Indexers
Definition
Basic concept of indexers
Indexers are indicators or references used to measure the variation of prices, costs or values in a certain sector or context, allowing contracts, budgets or investments to be adjusted according to economic fluctuation. In the construction field, indexers are essential to ensure that contracts adapt to changing market conditions, especially in terms of costs of materials, labor and associated services.
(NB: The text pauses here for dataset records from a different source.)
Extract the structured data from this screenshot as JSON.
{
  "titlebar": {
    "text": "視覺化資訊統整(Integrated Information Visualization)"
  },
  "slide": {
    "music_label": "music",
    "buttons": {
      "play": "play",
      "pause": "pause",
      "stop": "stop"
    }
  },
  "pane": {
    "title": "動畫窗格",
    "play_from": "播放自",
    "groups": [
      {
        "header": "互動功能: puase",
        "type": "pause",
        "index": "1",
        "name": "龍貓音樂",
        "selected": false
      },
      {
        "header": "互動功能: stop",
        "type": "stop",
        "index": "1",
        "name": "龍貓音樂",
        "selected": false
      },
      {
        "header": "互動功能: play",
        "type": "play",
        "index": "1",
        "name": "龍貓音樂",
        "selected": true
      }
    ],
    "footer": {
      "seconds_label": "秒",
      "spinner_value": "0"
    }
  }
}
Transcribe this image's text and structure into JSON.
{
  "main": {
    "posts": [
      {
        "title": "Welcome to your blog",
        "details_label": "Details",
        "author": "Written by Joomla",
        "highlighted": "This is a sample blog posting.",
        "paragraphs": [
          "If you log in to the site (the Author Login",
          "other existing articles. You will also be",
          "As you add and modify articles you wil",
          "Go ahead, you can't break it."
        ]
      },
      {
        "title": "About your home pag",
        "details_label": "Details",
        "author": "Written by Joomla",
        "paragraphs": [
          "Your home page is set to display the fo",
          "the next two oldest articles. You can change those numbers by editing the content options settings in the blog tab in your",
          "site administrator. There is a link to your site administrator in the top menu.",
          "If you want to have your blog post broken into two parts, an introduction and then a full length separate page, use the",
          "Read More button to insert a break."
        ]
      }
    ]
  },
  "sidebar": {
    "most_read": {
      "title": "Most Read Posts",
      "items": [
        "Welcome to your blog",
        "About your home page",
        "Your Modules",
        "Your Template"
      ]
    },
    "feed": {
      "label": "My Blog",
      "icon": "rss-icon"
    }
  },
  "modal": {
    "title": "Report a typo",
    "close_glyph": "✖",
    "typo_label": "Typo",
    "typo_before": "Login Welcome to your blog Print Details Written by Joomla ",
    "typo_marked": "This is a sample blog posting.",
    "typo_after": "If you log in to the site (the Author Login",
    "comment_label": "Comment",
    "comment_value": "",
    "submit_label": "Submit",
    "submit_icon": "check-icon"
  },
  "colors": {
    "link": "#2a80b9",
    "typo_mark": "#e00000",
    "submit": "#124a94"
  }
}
Generally, indexers are expressed as percentages or numerical indices that reflect the evolution of a specific set of economic or material variables. Its main function is to avoid financial imbalances between the parties involved in a project due to inflation or other external economic factors.
Types of indexers
General economic indexers
General economic indexers include indicators such as the Consumer Price Index (CPI), the Producer Price Index (PPI) or the Cost of Living Index. These indices reflect the general variation in prices in an economy and are used to adjust contracts that do not require sector specificity. In construction, its use is frequent in projects where specific indices are not available or for general cost adjustments.
The CPI, for example, measures the average variation in the prices of a representative basket of goods and services consumed by households. Its application in contracts allows maintaining the purchasing power of the parties against general inflation.
However, these indices do not always accurately reflect the particularities of the construction sector, which is why in many cases specific indexers are preferred.
Specific indexers for construction
The specific indexers for construction are designed to reflect the evolution of the sector's own costs, such as materials, labor, machinery and other inputs. Among the most used are the Construction Cost Index (CCI), Construction Materials Index and other sectoral indices published by government or private entities.